Introduction: Pediatric solid organ transplantation presents a unique set of challenges transitioning throughout childhood, developing into adolescence, and young adulthood. Peer support is an underutilized resource for addressing mental and emotional needs in chronic patients. Inspired by their lived experience, a team of young adult transplant recipients founded Project Hope, a nonprofit creating robust, accessible peer support resources for pediatric transplant recipients. 

Methods: Project Hope creates center-specific chapters for peer-led support. These chapters are structured around a transplant center advisor, who monitors meetings, mentors, and mentees. Pediatric transplant recipients are mentored by older adolescent and young adult (AYA) patients in a 1-1 or group setting. Educational modules are provided, covering topics such as “What is transplant” and “Telling Your Story”. Each chapter will have the latitude to customize the program to align with center practices and patient needs. 

Results: The initial cohort is utilizing a virtual, group model for chapter meetings. Mentorship groups run biweekly, while mentors meet weekly with the advisor for mentorship planning.

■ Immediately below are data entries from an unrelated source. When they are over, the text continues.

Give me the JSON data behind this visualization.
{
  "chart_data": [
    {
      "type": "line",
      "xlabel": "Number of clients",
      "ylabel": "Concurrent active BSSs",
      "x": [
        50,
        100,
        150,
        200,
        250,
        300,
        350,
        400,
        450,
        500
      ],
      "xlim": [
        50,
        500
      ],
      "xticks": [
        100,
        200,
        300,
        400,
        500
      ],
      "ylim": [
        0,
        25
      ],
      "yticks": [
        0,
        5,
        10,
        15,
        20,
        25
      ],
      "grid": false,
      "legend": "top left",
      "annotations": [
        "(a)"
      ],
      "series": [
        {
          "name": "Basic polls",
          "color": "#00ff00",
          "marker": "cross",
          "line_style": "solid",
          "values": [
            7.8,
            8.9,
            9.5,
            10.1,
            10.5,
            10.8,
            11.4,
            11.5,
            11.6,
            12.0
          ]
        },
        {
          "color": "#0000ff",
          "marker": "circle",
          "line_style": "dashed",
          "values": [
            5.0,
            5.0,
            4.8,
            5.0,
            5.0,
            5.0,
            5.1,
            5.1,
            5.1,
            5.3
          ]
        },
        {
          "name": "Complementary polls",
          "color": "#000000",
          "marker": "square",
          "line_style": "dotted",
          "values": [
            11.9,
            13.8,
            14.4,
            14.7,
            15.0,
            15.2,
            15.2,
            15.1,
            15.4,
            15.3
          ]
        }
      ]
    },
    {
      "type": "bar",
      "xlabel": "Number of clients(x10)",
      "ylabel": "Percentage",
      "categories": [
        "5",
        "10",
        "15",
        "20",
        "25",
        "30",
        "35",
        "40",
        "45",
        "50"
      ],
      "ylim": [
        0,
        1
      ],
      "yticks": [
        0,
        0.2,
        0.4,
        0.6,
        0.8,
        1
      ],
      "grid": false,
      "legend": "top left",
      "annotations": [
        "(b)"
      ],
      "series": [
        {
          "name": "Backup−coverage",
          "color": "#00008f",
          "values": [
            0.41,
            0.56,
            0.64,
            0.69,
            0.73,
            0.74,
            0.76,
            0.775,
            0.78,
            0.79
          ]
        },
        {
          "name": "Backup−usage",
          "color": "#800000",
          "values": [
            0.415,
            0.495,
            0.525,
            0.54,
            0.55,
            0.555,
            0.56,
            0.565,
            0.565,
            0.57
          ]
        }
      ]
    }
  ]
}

The group settings have enabled a broader range of experiences to be shared, community formation, and shared health habit-building among mentors and mentees, however the feasibility for matched 1-1 mentorship requires further exploration. 

Conclusions: In collaboration with medical professionals and institutions, Project Hope aims to develop a programmatic method for a national network of peer-led resources in transplantation. The goal is to construct a strong AYA transplant network that empowers youth to navigate life after transplant, promotes mental wellness, and improves quality of life.